配膳係は容姿とスタイルを重視して採用した。同じ技量ならば、器量の良い方が集客力にプラスだからだ。事前の訓練もみっちりと行っている。


来客数や客単価や回転率などの指標が売上の分析に必要だとリンクから教わり、各種数値をしっかりと記録するよう会計係への指導も行った。


王宮の一部の衛兵やアードレー家の傭兵などに事前に宣伝活動をしていたことが功を奏したようで、酒場は初日から大盛況だった。


手が足りていないところが出て来たので、ルイーゼも配膳を手伝おうとしたら、店長からそれだけはやめてほしいと懇願され、あきらめた。


確かにルイーゼの顔はそこそこ知られているので、ちょっとまずいかもしれない。


ルイーゼは店のオーナーではあるが、店の運営は店長に任せている。リンクやアンリも教官役に徹している。このスタイルでいかないと、店舗の拡大は難しいということで、最初からこうすべきとリンクから言われたのだ。


一号店の採算が立つようになったら、二号店、三号店とチェーン展開するつもりだが、こういった店舗展開も、そういったことに長けた人材を見つけ出して、実務は人に任せるようにとリンクから教えられた。人を使うのがルイーゼの仕事であると。


「姉さま、盛況ですね。売上の数字を見て来ましたが、目標額には余裕で行けそうです」


アンリが売上の中間報告に来てくれた。


「報告してくれてありがとうね。リンクさんは?」


「ずっと厨房を見てますよ」


「そう」


「一緒に見に行きませんか?」


「そうね。そうしようかしら」


アンリと一緒に厨房に行くと、リンクが厨房を巡回して、気づいたことをそれぞれの担当に指導していた。真剣な横顔が格好良すぎる。


ルイーゼに気がついて、リンクが笑顔で近づいて来た。


「ルイーゼさん、どうされました? 何か問題でも?」


「いいえ、すべて順調です。ちょっとリンクさんの様子を見に来ました」


「そうですね、厨房は小さな問題がいくつかありますが、すべて調整可能です。大きな問題はないですかね。ところで、数字はどうですか?」


リンクが少し心配そうに聞いた。厨房は料理の売上は把握しているが、酒類は彼には分からないのだ。

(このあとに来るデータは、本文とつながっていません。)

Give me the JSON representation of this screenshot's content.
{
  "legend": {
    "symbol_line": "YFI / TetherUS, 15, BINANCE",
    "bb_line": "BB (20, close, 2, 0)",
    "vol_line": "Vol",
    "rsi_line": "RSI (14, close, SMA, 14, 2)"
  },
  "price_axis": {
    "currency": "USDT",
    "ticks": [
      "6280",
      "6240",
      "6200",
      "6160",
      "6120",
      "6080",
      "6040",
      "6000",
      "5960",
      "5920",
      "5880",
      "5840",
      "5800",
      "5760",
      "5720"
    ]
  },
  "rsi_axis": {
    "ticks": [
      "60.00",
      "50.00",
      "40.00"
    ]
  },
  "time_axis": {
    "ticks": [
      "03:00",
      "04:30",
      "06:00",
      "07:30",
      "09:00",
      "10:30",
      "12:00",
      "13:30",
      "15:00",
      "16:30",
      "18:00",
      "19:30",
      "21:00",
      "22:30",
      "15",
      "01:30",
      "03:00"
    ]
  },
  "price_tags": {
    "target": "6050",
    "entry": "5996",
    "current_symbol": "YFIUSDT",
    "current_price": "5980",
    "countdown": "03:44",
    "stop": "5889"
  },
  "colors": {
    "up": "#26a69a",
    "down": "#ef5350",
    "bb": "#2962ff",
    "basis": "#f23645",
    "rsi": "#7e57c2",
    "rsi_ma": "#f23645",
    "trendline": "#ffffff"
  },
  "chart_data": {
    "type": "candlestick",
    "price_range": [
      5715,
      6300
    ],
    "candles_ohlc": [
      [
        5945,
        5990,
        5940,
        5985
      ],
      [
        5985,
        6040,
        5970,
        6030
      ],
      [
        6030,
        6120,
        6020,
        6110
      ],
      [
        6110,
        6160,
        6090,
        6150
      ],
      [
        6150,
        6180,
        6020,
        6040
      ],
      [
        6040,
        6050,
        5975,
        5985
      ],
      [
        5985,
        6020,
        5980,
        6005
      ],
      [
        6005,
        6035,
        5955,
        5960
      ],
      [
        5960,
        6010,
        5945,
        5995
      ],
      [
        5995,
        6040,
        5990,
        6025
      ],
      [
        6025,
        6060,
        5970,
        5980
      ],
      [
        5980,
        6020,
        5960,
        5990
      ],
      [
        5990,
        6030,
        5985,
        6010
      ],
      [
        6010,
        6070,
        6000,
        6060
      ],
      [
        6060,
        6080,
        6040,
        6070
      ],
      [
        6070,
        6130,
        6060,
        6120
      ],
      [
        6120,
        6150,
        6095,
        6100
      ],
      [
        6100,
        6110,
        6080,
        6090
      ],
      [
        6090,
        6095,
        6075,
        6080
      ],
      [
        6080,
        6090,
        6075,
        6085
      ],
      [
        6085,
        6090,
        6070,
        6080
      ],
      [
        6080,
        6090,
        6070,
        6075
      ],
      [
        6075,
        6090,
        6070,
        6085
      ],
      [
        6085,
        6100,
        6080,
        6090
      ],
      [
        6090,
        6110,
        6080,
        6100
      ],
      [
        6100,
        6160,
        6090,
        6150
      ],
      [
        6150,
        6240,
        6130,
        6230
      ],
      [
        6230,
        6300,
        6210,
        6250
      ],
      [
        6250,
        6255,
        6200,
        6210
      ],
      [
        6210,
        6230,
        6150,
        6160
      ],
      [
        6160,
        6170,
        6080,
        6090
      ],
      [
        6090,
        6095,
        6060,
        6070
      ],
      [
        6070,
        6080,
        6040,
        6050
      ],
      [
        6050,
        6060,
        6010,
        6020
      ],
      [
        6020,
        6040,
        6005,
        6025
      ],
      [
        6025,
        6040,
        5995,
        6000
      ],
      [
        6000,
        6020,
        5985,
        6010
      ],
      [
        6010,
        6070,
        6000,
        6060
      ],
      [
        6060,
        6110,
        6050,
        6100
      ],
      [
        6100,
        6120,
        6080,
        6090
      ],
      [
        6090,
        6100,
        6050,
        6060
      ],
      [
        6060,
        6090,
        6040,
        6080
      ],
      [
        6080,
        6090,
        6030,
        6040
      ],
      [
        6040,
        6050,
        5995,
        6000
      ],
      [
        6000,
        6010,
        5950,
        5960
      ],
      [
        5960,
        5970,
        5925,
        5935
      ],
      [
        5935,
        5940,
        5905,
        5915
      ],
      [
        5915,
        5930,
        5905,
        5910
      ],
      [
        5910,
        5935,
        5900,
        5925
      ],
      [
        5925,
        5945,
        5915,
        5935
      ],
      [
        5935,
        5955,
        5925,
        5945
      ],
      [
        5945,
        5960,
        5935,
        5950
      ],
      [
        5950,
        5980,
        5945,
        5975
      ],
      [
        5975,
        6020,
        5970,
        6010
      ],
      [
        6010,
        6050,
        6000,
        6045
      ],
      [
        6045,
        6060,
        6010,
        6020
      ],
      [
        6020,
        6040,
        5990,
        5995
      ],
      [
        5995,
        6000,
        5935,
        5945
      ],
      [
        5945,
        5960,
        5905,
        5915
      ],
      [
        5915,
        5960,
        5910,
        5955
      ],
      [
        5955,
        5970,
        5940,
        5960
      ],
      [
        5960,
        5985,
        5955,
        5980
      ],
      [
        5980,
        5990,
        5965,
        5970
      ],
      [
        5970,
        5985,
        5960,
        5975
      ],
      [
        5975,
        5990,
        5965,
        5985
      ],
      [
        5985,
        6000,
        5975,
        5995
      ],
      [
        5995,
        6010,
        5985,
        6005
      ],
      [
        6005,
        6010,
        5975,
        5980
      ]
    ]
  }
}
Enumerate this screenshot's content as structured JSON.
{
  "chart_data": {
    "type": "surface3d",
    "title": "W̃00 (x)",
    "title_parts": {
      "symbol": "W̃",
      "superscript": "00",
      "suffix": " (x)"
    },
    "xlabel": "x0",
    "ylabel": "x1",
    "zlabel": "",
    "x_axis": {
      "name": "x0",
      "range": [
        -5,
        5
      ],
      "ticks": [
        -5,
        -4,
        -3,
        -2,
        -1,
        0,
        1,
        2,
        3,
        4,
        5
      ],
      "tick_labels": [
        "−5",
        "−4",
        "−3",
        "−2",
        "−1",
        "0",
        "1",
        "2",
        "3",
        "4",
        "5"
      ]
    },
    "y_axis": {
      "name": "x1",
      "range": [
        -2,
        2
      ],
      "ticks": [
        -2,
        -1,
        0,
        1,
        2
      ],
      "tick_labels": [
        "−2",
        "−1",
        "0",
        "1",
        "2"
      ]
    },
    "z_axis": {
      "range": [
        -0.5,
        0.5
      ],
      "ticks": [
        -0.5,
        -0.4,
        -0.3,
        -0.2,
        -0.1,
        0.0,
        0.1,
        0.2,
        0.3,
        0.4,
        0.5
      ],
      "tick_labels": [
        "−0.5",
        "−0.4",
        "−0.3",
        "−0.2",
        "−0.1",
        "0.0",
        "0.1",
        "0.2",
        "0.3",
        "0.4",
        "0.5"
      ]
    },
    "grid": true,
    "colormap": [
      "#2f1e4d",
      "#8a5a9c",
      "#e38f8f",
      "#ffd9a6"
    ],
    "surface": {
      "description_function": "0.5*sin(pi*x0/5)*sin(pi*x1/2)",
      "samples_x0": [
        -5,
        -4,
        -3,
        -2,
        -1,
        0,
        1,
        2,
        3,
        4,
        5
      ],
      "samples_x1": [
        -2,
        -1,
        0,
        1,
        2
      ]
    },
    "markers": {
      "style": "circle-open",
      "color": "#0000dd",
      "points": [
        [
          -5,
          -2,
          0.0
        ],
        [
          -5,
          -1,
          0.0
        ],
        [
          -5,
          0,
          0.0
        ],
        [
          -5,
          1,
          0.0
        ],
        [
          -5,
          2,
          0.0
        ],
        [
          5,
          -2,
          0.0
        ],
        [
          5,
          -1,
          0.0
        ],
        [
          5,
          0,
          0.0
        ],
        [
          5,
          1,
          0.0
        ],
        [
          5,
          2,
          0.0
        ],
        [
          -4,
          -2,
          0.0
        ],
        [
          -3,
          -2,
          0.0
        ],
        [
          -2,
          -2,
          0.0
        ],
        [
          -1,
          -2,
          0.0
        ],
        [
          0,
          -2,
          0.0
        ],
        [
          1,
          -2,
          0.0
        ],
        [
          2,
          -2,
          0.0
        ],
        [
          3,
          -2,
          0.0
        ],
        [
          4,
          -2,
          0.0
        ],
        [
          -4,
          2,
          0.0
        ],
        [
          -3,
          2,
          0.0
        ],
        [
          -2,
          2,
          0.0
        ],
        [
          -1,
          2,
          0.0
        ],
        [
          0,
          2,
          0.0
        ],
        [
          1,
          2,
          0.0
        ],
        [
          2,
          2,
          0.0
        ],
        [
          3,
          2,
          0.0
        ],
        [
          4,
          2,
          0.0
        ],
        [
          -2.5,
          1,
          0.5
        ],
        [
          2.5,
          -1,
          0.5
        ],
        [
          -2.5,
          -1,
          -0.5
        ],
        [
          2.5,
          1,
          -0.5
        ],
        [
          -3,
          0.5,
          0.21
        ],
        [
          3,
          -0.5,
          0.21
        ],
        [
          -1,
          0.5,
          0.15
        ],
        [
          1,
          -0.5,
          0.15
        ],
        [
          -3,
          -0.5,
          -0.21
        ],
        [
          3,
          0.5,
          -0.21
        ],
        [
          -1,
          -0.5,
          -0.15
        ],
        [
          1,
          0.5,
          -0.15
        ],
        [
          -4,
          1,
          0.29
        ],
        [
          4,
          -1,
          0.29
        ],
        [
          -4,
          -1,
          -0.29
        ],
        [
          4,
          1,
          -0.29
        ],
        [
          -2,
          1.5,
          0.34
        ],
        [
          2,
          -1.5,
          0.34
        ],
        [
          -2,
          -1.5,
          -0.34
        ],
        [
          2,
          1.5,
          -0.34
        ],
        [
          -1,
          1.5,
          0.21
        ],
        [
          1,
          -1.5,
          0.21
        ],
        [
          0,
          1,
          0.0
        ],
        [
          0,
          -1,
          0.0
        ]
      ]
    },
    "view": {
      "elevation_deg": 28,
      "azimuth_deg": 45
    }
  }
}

「時間的に半分終わって、目標売上の四分の三だから、目標は行けそうだよ」


アンリがサムズアップしている。


「それは良かった」


リンクがホッとしている。リンクも絶対的な自信があった訳ではなかったようだ。


「これも、リンクやアンリのおかげです」


ルイーゼは心底そう思っていたため、二人に深々とお辞儀をした。


リンクが慌てて止めにかかるが、不用意にルイーゼの体に触れる訳にはいかない。


「ルイーゼさん、頭を上げて下さい。アンリ、ルイーゼさんを止めて!」


アンリがルイーゼに抱きついて、礼をやめさせた。


「お二人にはどうお礼をしていいのか」


それでもなお顔を上げないでいるルイーゼに、リンクとアンリは顔を見合わせて微笑み合った。


リンクがルイーゼを優しく見つめてから、話しかけた。


「もうお顔を上げて下さい。それでは、お礼として、今日の閉店後の皆んなとの打ち上げから抜け出して、我々二人の慰労会を、アードレー家の離れでして下さいますか?」


「ええ、もちろん」


ルイーゼがようやく顔を上げると、ルイーゼに優しく微笑みかけているリンクがいた。